I had to add std::ios::binary for this to not have problems with newline characters
out.close() ? twice? bad answer
@caoanan it's to demonstrate the API. I also mention in the text of the body that it happens automatically when the variable goes out of scope. At any rate, close() is idempotent, so there's no harm in it being called multiple times.
In the last example, is it right to multiply sizeof(char)? Does it work even if the sizeof(char) is not 1? I'm asking this because ofstream::write accepts count(number of characters to write), not the number of bytes to write.
@starriet Actually, sizeof(char) == 1 by definition.
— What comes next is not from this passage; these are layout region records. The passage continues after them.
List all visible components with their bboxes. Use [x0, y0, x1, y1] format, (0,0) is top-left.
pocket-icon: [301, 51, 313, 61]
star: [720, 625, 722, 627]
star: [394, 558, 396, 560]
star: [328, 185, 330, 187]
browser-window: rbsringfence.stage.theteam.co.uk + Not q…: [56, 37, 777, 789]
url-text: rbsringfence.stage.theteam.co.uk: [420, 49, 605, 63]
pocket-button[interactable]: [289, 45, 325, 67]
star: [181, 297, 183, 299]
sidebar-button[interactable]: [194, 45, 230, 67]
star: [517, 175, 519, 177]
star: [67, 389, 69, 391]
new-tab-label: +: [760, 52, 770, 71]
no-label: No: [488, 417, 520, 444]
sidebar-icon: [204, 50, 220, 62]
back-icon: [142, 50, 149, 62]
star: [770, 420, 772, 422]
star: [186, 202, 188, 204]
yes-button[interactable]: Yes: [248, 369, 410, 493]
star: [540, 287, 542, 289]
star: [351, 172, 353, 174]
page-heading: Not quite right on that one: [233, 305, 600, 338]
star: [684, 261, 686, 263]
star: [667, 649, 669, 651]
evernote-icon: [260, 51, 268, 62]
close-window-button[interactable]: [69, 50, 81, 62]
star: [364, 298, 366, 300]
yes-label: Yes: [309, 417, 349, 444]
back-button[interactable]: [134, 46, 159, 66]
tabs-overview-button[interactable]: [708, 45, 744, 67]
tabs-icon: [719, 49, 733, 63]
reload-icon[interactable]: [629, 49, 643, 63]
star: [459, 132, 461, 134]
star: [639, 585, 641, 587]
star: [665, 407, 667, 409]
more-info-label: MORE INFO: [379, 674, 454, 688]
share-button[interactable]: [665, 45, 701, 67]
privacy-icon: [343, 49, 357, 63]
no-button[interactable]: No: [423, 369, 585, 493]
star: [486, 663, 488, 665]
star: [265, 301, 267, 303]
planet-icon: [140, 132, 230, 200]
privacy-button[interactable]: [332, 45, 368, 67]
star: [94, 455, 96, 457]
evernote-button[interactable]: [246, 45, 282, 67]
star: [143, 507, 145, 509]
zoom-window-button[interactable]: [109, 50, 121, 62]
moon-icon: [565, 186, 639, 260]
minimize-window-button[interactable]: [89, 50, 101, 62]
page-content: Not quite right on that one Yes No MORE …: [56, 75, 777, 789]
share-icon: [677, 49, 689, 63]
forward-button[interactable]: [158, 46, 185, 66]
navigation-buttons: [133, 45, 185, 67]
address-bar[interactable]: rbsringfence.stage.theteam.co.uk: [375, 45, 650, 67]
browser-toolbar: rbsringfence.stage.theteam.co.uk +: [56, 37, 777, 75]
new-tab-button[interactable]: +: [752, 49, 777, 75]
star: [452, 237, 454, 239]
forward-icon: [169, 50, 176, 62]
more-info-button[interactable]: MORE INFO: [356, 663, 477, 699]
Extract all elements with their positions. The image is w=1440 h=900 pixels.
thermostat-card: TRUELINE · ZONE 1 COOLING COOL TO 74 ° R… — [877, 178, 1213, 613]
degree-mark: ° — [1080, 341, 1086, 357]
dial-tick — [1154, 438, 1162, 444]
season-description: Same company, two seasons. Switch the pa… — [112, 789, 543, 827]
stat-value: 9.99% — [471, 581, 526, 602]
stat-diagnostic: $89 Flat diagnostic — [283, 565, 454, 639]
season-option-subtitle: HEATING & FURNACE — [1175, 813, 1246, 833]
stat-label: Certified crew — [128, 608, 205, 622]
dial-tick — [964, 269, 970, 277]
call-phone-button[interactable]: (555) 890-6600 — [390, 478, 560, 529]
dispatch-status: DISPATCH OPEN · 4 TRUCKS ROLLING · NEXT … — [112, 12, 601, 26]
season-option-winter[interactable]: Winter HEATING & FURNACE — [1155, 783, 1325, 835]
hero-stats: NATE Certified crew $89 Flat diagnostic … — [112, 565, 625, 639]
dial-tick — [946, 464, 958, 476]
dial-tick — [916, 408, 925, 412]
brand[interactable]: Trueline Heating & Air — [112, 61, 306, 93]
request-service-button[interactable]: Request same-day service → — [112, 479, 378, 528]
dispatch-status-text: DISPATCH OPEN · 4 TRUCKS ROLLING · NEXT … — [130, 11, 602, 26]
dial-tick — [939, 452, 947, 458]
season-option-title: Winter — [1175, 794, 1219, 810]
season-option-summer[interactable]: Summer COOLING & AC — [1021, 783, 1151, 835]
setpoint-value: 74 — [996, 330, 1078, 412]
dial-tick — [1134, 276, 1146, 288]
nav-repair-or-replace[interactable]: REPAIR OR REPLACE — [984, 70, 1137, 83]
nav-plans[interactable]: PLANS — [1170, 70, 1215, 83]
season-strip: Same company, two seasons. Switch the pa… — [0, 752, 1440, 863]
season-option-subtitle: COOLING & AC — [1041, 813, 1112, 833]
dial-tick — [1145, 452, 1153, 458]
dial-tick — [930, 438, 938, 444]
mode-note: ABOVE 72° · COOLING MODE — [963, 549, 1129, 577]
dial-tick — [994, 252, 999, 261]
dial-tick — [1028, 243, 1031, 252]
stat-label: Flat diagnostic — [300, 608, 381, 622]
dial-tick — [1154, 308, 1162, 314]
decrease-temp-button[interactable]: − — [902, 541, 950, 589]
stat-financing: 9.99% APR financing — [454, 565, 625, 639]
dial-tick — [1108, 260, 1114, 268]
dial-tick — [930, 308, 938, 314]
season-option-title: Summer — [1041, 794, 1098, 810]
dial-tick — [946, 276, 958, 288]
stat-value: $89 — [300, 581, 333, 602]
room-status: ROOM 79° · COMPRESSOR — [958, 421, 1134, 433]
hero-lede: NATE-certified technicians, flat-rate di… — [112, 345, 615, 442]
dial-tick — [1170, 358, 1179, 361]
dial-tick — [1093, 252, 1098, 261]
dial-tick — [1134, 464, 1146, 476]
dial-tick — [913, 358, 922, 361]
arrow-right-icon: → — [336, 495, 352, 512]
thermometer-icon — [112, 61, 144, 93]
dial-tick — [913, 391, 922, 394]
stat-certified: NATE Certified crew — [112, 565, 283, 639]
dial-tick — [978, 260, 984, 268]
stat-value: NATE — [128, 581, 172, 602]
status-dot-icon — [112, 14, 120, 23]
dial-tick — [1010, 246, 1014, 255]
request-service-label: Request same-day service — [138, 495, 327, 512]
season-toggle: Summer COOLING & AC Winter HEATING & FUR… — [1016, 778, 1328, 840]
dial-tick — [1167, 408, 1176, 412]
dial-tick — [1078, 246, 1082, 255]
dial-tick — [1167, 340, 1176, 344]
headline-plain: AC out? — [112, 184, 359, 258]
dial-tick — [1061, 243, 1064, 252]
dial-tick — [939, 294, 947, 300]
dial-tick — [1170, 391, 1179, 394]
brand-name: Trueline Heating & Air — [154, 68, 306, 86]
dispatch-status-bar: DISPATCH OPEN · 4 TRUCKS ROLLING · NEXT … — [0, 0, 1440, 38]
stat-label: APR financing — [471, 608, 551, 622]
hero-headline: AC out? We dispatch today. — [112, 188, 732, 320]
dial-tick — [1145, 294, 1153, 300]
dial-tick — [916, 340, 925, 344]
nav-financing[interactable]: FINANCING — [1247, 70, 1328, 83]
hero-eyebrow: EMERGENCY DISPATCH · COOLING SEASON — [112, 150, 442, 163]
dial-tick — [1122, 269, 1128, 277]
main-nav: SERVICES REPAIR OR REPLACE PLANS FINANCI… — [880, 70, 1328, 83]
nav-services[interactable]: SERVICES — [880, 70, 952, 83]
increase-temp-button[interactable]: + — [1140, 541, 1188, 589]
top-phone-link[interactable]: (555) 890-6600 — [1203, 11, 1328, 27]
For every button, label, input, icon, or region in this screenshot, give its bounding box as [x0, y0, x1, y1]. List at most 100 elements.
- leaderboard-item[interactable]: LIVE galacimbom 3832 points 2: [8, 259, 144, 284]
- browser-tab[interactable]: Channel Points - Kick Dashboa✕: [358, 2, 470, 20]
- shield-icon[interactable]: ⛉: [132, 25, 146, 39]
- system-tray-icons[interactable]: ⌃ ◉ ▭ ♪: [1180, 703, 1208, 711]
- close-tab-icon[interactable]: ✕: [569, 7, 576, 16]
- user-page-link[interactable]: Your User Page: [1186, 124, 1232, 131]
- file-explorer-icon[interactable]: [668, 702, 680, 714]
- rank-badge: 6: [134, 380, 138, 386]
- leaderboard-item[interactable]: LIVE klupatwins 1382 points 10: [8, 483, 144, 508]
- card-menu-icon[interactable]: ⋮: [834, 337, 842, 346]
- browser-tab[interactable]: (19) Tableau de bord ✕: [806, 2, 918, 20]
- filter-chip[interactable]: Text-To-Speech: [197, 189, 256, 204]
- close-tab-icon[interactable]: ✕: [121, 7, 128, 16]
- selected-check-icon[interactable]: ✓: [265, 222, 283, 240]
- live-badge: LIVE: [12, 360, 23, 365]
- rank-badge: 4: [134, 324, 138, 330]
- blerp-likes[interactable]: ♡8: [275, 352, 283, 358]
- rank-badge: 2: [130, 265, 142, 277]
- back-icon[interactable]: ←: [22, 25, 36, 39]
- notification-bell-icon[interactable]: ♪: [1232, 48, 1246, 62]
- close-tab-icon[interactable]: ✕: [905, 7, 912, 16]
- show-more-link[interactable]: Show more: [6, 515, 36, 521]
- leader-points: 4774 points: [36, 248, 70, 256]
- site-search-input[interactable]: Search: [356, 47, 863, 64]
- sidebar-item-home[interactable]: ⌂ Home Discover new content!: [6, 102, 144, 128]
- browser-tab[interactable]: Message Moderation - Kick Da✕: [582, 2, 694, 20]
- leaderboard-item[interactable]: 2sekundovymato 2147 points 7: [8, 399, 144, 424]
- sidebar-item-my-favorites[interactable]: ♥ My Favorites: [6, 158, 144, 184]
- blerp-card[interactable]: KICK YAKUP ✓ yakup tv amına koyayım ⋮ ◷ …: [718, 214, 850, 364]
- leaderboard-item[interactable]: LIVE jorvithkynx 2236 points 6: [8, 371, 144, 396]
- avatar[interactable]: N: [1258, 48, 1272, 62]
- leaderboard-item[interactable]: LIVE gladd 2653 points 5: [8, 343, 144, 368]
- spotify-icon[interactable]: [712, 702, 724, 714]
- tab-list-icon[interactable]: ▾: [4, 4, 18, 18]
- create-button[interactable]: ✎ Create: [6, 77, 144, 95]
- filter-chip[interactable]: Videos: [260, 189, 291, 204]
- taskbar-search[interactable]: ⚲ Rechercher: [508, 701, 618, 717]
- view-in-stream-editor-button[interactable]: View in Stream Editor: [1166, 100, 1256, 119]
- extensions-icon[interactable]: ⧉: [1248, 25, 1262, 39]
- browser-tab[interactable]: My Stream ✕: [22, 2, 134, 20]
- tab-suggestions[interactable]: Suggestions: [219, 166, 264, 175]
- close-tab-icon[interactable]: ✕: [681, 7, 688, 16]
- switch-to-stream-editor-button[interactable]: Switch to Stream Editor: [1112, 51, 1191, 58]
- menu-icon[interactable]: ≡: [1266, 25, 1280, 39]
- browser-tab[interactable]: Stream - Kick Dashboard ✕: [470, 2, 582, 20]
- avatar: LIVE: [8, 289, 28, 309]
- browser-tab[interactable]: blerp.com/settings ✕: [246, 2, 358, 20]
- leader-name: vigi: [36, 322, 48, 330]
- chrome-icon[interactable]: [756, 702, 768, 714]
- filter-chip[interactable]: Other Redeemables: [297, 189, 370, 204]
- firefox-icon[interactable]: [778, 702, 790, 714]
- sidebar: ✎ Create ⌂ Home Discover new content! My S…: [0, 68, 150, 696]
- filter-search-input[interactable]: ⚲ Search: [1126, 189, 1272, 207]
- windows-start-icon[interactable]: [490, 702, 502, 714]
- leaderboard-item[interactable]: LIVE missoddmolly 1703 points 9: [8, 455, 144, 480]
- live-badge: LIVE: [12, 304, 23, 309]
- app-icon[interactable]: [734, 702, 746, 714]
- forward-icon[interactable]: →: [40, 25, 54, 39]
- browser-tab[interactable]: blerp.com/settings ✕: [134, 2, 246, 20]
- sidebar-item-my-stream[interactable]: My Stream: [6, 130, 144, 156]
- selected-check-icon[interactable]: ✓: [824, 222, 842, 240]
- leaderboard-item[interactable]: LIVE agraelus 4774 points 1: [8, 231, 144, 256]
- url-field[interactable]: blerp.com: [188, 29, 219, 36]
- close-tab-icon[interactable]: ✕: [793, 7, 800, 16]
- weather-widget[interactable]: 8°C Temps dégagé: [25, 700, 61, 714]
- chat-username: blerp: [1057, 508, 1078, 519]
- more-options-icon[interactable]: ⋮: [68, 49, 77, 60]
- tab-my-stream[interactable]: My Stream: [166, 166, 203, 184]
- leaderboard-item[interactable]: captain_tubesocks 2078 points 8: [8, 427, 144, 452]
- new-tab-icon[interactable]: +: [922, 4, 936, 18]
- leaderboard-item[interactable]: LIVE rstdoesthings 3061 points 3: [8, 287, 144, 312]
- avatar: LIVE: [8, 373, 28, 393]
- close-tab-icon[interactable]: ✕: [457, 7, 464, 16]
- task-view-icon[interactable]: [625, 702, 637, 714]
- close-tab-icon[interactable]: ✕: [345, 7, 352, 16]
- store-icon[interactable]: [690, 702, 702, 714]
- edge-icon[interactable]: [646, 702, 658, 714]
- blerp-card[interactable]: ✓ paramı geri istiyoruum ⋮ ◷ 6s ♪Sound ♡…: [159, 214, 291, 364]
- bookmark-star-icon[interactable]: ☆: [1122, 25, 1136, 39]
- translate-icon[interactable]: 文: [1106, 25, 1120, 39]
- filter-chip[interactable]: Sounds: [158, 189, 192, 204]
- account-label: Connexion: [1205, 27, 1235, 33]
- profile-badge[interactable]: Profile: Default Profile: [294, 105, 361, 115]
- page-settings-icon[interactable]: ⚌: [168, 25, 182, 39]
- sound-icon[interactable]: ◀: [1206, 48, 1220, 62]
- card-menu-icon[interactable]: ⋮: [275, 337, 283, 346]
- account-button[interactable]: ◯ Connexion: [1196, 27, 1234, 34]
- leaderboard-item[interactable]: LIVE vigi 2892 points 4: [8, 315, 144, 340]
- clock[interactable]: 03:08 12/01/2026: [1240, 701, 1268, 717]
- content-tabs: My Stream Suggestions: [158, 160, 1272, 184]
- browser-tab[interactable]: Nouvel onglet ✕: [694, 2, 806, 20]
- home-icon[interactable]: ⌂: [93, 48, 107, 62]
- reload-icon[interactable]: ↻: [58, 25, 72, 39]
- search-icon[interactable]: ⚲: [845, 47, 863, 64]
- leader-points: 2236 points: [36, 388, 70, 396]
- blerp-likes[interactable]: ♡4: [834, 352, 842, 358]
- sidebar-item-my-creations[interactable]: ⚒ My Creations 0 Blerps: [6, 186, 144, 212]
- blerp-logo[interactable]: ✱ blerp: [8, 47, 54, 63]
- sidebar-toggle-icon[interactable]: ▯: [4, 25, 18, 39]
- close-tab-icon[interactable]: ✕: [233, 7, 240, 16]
I removed sizeof(char) from the example since it's unnecessary and confusing.
36

Assuming you're using a std::ofstream to write to file, the following snippet will write a std::string to file in human readable form:

std::ofstream file("filename");
std::string my_string = "Hello text in file\n";
file << my_string;

Comments

0

remove the ios::binary from your modes in your ofstream and use studentPassword.c_str() instead of (char *)&studentPassword in your write.write()

Comments

0

If you have fmt available:

#include <fmt/os.h>
// ...
    fmt::output_file(filename).print("{}\0\0{}", ch, studentPassword);
// ...

But you are not really writing a password to a file, right?